I mean what is the difference between like using 50 layers versus 75 layers? Ok, yeah we don't know, but to presume that we don't understand anything beyond 3-4 neurons is just nonsense.
By comparison. Go look at any synthetic chemistry paper. There's going to be crazy procedures. One time Phil Baran used Xenon Tetrafluoride as an oxidizing agent. And yeah, for some reason none of the other standard oxidizing agents worked. We don't know why. Hell it could have been that the grad student had bad hands with one of the standard ones. We can make a SWAG an to why XeF4 worked. But we'd be fooling ourselves to claim "we know", so we don't say we do. Does that discredit synthetic chemistry as an enterprise? Does that mean synthetic chemistry is not backed by theory?
That video is an introduction to the concept of CNNs for beginners. It explains in informal terms the structure and mechanics of a CNN, and probably gets around to discussing why it might work in very broad terms.
This is extremely far from what academically inclined people are talking about when they are using the word "theory".
People are hoping to see, ultimately, mathematical proofs that neural networks can e.g. efficiently learn target functions given a certain amount of training data and a certain number of trainable parameters.
To address your chemistry analogy: no, it doesn't discredit synthetic chemistry as an enterprise, it just means there is a gap in the theory. Similarly, the people bemoaning gaps in the deep learning theory aren't trying to discredit deep learning as an enterprise: the practical successes are very real; the theory is just lagging, as it often has in application-led fields.
> It explains in informal terms the structure and mechanics of a CNN
It actually gets quite formal. you could implement a (non-performant) CNN from everything in that video. The point is, that someone came up with a hypothesis "hey imposing this structure should yield faster convergence to usable results" is totally inductive science, and that is able to be explained quite well and simply from simple primitives that you don't need a math degree to understand really indicates some level of maturity in the field.
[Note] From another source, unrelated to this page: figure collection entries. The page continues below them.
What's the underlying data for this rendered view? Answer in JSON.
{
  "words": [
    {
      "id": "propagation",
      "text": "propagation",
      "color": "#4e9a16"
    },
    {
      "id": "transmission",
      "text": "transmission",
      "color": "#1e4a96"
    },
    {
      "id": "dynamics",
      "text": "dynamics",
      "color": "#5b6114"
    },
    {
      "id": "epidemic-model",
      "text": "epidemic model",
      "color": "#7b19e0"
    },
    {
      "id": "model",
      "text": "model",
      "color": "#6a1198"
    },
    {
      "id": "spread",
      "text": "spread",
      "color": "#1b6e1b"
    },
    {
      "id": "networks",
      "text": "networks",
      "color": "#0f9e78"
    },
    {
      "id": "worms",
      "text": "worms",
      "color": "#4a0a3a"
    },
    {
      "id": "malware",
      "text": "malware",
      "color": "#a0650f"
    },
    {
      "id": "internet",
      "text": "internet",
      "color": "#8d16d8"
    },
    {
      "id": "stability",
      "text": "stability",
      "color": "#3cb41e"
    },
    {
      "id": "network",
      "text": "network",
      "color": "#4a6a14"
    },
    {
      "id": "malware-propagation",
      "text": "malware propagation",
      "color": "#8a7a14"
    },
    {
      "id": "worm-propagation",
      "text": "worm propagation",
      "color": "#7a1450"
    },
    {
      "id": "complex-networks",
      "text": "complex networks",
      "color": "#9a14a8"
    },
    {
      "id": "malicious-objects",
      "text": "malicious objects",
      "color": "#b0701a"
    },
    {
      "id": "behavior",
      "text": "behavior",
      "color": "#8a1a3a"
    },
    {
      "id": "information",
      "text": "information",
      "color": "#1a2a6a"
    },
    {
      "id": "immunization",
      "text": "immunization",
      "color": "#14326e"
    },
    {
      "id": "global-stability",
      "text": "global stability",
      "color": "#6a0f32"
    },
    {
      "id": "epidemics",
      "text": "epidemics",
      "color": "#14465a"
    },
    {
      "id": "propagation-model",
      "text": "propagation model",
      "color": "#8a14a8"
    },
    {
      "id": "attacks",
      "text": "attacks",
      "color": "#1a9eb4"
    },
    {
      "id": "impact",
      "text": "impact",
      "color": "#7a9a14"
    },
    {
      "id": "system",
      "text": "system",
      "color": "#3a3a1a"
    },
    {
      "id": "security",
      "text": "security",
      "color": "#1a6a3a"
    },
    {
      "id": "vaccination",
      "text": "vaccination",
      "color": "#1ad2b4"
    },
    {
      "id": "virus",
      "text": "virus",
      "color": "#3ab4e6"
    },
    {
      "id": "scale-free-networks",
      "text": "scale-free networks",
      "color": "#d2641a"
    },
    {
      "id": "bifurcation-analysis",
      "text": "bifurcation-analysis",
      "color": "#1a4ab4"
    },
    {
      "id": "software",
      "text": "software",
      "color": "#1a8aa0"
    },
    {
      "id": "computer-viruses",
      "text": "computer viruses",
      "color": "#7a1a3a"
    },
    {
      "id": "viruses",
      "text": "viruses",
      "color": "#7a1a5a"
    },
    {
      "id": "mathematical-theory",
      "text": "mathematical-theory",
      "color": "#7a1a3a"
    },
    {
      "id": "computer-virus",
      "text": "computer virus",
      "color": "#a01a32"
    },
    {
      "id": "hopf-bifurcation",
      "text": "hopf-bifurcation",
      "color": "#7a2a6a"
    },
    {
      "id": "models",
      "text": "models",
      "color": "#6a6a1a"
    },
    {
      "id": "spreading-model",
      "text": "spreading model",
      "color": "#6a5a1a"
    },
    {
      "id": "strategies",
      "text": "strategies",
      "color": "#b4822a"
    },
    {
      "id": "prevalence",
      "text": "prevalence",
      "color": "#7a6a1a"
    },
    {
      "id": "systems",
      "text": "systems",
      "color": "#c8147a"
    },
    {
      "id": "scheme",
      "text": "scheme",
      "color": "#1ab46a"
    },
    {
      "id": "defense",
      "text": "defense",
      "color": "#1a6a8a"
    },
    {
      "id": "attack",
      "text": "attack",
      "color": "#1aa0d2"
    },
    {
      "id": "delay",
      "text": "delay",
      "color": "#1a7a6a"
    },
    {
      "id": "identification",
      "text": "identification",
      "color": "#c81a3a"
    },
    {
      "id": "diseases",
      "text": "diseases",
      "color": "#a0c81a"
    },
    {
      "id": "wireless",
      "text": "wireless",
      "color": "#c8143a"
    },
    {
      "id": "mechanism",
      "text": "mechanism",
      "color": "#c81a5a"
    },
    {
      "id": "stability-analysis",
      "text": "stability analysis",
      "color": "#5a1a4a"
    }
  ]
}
>People are hoping to see, ultimately, mathematical proofs that neural networks can e.g. efficiently learn target functions given a certain amount of training data and a certain number of trainable parameters.
yeah I don't dispute that, but to characterize our understanding of machine learning as not going beyond 3 or 4 neurons is just plain crazy.
Moreover, for some RNNs, e.g. character-based LSTMs trained on language models, we can extract feature details. I recall one case (sorry not bothered to find it) where there was a memory line dedicated to detetcting opening and closing quotation marks. Now this is a feature that one would expect to be obvious, or at least more so than other language features, but it's still a rather high level (and successful) attempt to understand how these machines function.
I'm sorry, lstms and convnets would seem to represent a rather high level of predictive power, given that someone postulated that they would work, and it turned out they were correct.